33. A method of treating cancer in a subject, the method comprising administering to the subject in need thereof a therapeutically effective amount of the pharmaceutical composition of claim 32 or the IL-12 variant, anti-PD1 antibody, or fusion protein of any one of claims 1 - 23.

34. The IL-12 variant, anti-PD1 antibody, or fusion protein of any one of claims 1 -23 for use as a medicament, optionally for use a medicament for treatment of cancer.
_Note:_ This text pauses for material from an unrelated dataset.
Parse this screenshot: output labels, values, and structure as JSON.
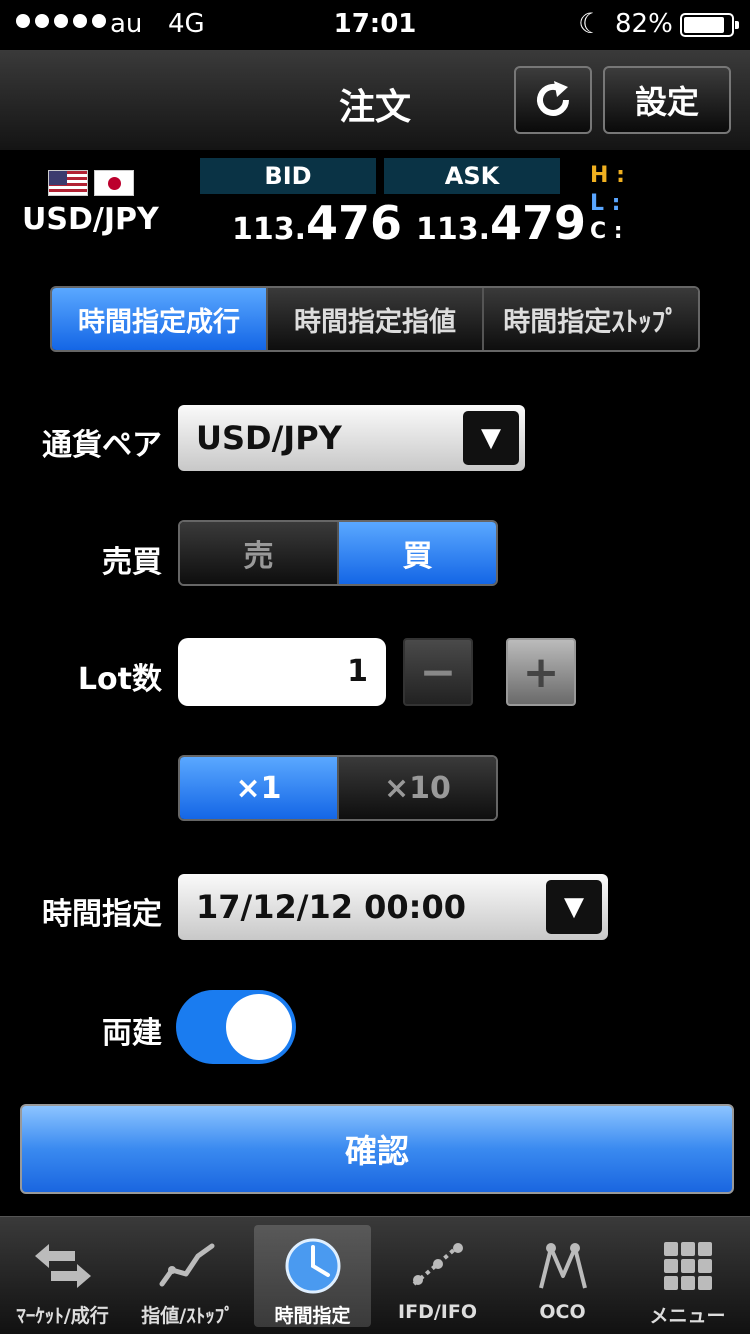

35. The IL-12 variant, anti-PD1 antibody, fusion protein, or method of any of claims 33-34 wherein the cancer is bladder cancer, breast cancer, clear cell kidney cancer, head/neck squamous cell carcinoma [squamous cell carcinoma of the head and neck (SCCHN)], lung squamous cell carcinoma, lung adenocarcinoma, malignant melanoma, non-small-cell lung cancer (NSCLC), ovarian cancer, pancreatic cancer, prostate cancer, renal cell carcinoma (RCC), small-cell lung cancer (SCLC), triple negative breast cancer, urothelial cancer, acute lymphoblastic leukemia (ALL), acute myeloid leukemia (AML), chronic lymphocytic leukemia (CLL), chronic myeloid leukemia (CML), diffuse large B-cell lymphoma (DLBCL), follicular lymphoma, Hodgkin’s lymphoma (HL), mantle cell lymphoma (MCL), multiple myeloma (MM), myeloid cell leukemia-1 protein (Mcl-1), myelodysplastic syndrome (MDS), nonHodgkin’s lymphoma (NHL), small lymphocytic lymphoma (SLL), endometrial cancer, B-cell acute lymphoblastic leukemia, colorectal cancer (CRC), glioblastoma, uterine cancer, cervical cancer, penile cancer, gastric cancer (GC) or non-melanoma skin cancer.

36. The IL-12 variant, anti-PD1 antibody, fusion protein, or method of any of claims 33-35, wherein the cancer was previously treated with a PD(L)1 inhibitor which is different than the anti-PD1 antibody of any one of claims 12-17.